There are so many inaccuracies in this article as it relates to Amazon that they’re hard to count. We will name only a few of them here…
Amazon employs stringent security standards across our supply chain – investigating all hardware and software prior to going into production and performing regular security audits internally and with our supply chain partners. We further strengthen our security posture by implementing our own hardware designs for critical components such as processors, servers, storage systems, and networking equipment.
Security will always be our top priority. AWS is trusted by many of the world’s most risk-sensitive organizations precisely because we have demonstrated this unwavering commitment to putting their security above all else. We are constantly vigilant about potential threats to our customers, and we take swift and decisive action to address them whenever they are identified.

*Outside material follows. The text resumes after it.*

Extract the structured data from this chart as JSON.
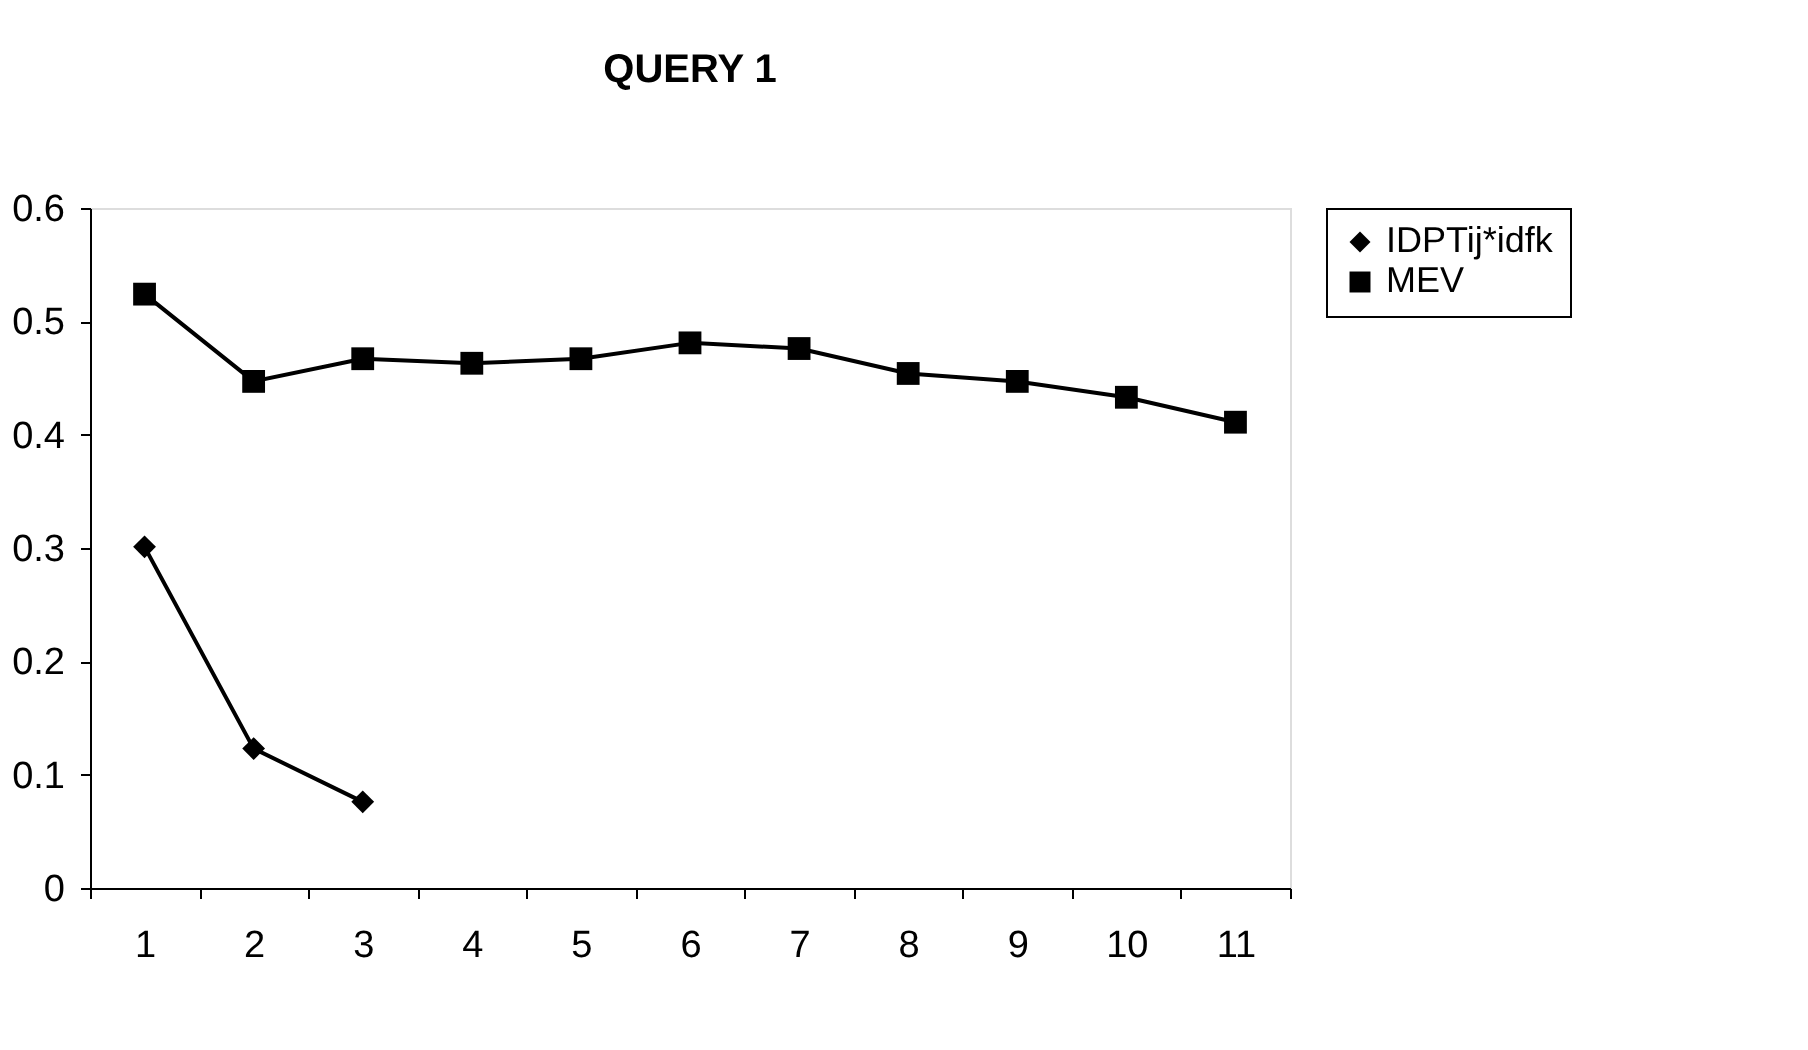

Apple has issued its own denial as well.
The Bloomberg article goes on:
The companies’ denials are countered by six current and former senior national security officials, who—in conversations that began during the Obama administration and continued under the Trump administration—detailed the discovery of the chips and the government’s investigation. One of those officials and two people inside AWS provided extensive information on how the attack played out at Elemental and Amazon; the official and one of the insiders also described Amazon’s cooperation with the government investigation. In addition to the three Apple insiders, four of the six U.S. officials confirmed that Apple was a victim. In all, 17 people confirmed the manipulation of Supermicro’s hardware and other elements of the attacks. The sources were granted anonymity because of the sensitive, and in some cases classified, nature of the information.
One government official says China’s goal was long-term access to high-value corporate secrets and sensitive government networks. No consumer data is known to have been stolen.
The ramifications of the attack continue to play out. The Trump administration has made computer and networking hardware, including motherboards, a focus of its latest round of trade sanctions against China, and White House officials have made it clear they think companies will begin shifting their supply chains to other countries as a result. Such a shift might assuage officials who have been warning for years about the security of the supply chain—even though they’ve never disclosed a major reason for their concerns.
How believable is this story? Some possible scenarios:
- If it is false, one possibility from a political perspective is that this story was manufactured by someone in the Trump administration or whom is otherwise motivated to advance US protectionist trade policies. This story increases FUD regarding essentially all modern technology infrastructure. However, such an effort would seemingly have required at least somewhat coordinated work of the “17” sources Bloomberg cited.
- If it is true, then why/how could Amazon and Apple plainly deny it? Unless there are logical exemptions in their denials due to intentionally specific choices of language, one possibility is that the PR staff responsible for issuing these denials are not in the loop on what happened. How could that be the case? I don’t know, unless this response is somehow being coordinated at very high levels due to overriding national security concerns.
It seems, at least, unusual to have such a seemingly deeply-reported story from a reputable publication be so flatly denied by Amazon and Apple. There are surely many questions unanswered by the public statements of those involved. Because this is a potential matter of national security, the completeness of information available to the public is likely to be low.
We will follow up if/as additional information comes forth.